Fiquei sabendo que o pesquisador sugeriu o projeto sem ganhar um tostão, mesmo tendo insígnias que garantissem uma vida luxuosa de passados. Autor de livros como A Canção no Tempo (com Jairo Severiano), A Era dos Festivais e Copacabana - a Trajetória do Samba-Canção, com um filme sobre sua vida, Zuza Homem de Jazz, no qual Wynton Marsalis dedica-lhe elogios verdadeiros, Zuza quis pacificar a consciência passando à posteridade o que levou a vida para aprender, desde os anos em que viveu em Nova York tendo aulas de contrabaixo e entrevistando jazzistas no início dos anos 1950. Vivente presente de uma geração que se vai ou que fica sem estar mais aqui, é o único de uma turma que já teve oito homens que se reuniam uma vez por semana dispostos a entenderem, ouvirem e debaterem Duke Ellington, os Ellingtonianos.
Ninguém chama Duke Ellington de instrumentista, ele jamais seria apresentado apenas como arranjador e mesmo o termo compositor, assim, solto, gera algum desconforto. Qualquer das categorias apresentadas separadamente o reduzem a algo aquém do que foi. As pessoas de sua classe não nomeada, de raríssimos exemplares, atuam com equilíbrio de talento sobre o tripé da composição, da execução e da escrita de arranjos. Entendi, depois de ouvir lá pelo o 26ª podcast de Zuza sobre Dancers in Love, por que o pesquisador me disse certa vez que não havia correspondente de Duke no Brasil. Nem nossos heróis?, quis saber eu. Nem Tom Jobim? E ele disse de novo: "Não". Não tivemos ninguém que fizesse pela música brasileira o que Duke Ellington fez pela música norte-americana? É difícil saber que não.
Ellington teve uma profundidade musical do mesmo nível de seu poder de comunicação, uma lógica já decretada impossível por analistas de mercado artístico e que se mostra muitas vezes no inverso do 'efeito Duke': quanto mais simples em harmonias, melodias e letra, maior sua comunicação; quanto mais elaborada, menor seu alcance. Nem tudo em Duke Ellington seria de arrebatamento imediato, a exemplo de Satin Doll, de 1953, feita com Billy Strayhorn, de um poder cativante ao primeiro segundo, inspirada em uma stripper negra e que fazia parte das despedidas de Duke de seus concertos (e aqui, muito do que for dito será mera reprodução do que ensina Zuza em seus 50 podcasts) ou em Take The A Train, esta só de Strayhorn, composta sobre o metrô da linha A que deveria levar o pianista Strayhorn até o Harlem, para ensaiar com Duke.
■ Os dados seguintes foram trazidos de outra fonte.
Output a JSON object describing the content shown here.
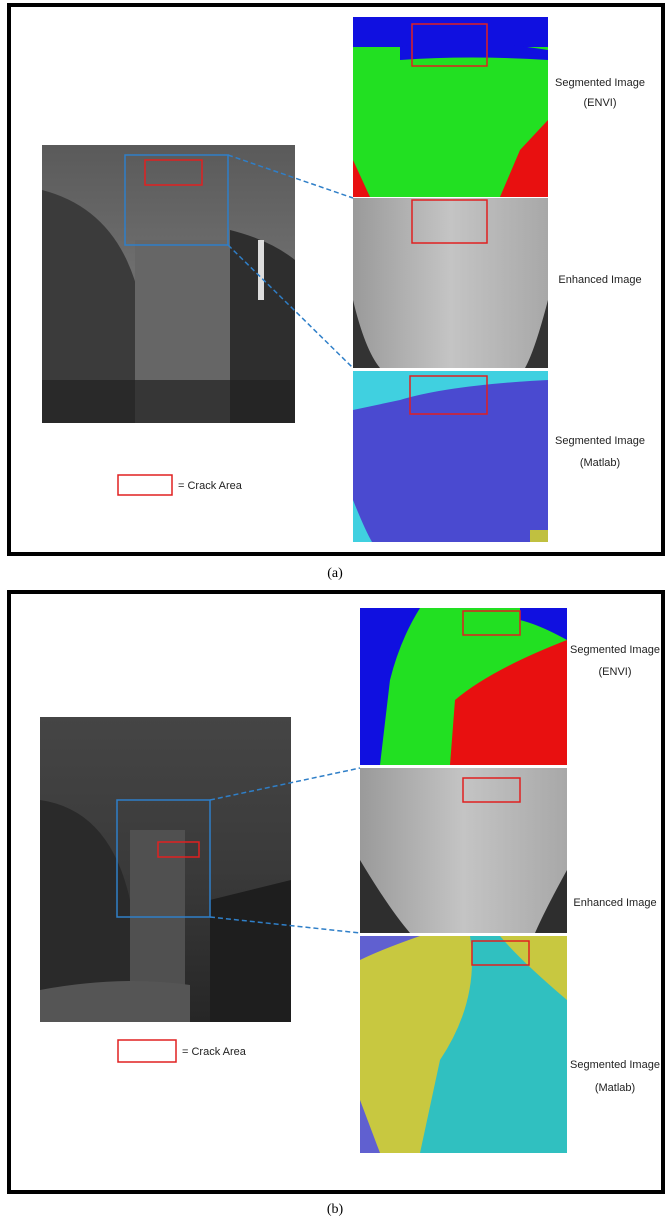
{
  "figures": [
    {
      "caption": "(a)",
      "legend": "= Crack Area",
      "labels": [
        [
          "Segmented Image",
          "(ENVI)"
        ],
        [
          "Enhanced Image"
        ],
        [
          "Segmented Image",
          "(Matlab)"
        ]
      ]
    },
    {
      "caption": "(b)",
      "legend": "= Crack Area",
      "labels": [
        [
          "Segmented Image",
          "(ENVI)"
        ],
        [
          "Enhanced Image"
        ],
        [
          "Segmented Image",
          "(Matlab)"
        ]
      ]
    }
  ]
}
In a Sentimental Mood, escrita em 1935, não requer conhecimento, mas entrega; não exige iniciação, mas sensibilidade. Assim, quando bate à porta, só precisa que alguém a abra e a convide para entrar. É só o que pede. Inesgotável pelo número de regravações e rearranjos que já recebeu, de Art Tatum a Bill Evans, de Sonny Rollins a Billy Joel, esta melodia nasceu do ponto de choque entre amores em disputa. Ao perceber que duas mulheres estavam à beira do estapeamento por um rapaz, Duke as fez sentarem-se uma de cada lado seu, ao piano, e propôs uma canção para acabar com o desentendimento. A melodia saiu assim, como uma entrega ao próximo de amor incondicional, que fez as moças se emocionarem e fazerem as pazes ali mesmo.
Duke Ellington, já perto do 45º podcast (Blood Count, de 1967) ou do 46º (Lotus Blossom, de 1959), já soa como alguém que não nos busca mais, mas que precisamos urgentemente buscar em nome da salvação de sentimentos que ainda nos restam, do susto e da surpresa que podemos recuperar, do silêncio e do tempo que nos habita. Um jazz que não tem espaço para deitar os egos dos instrumentistas nem a pressa dos ouvintes só pode nos fazer melhores.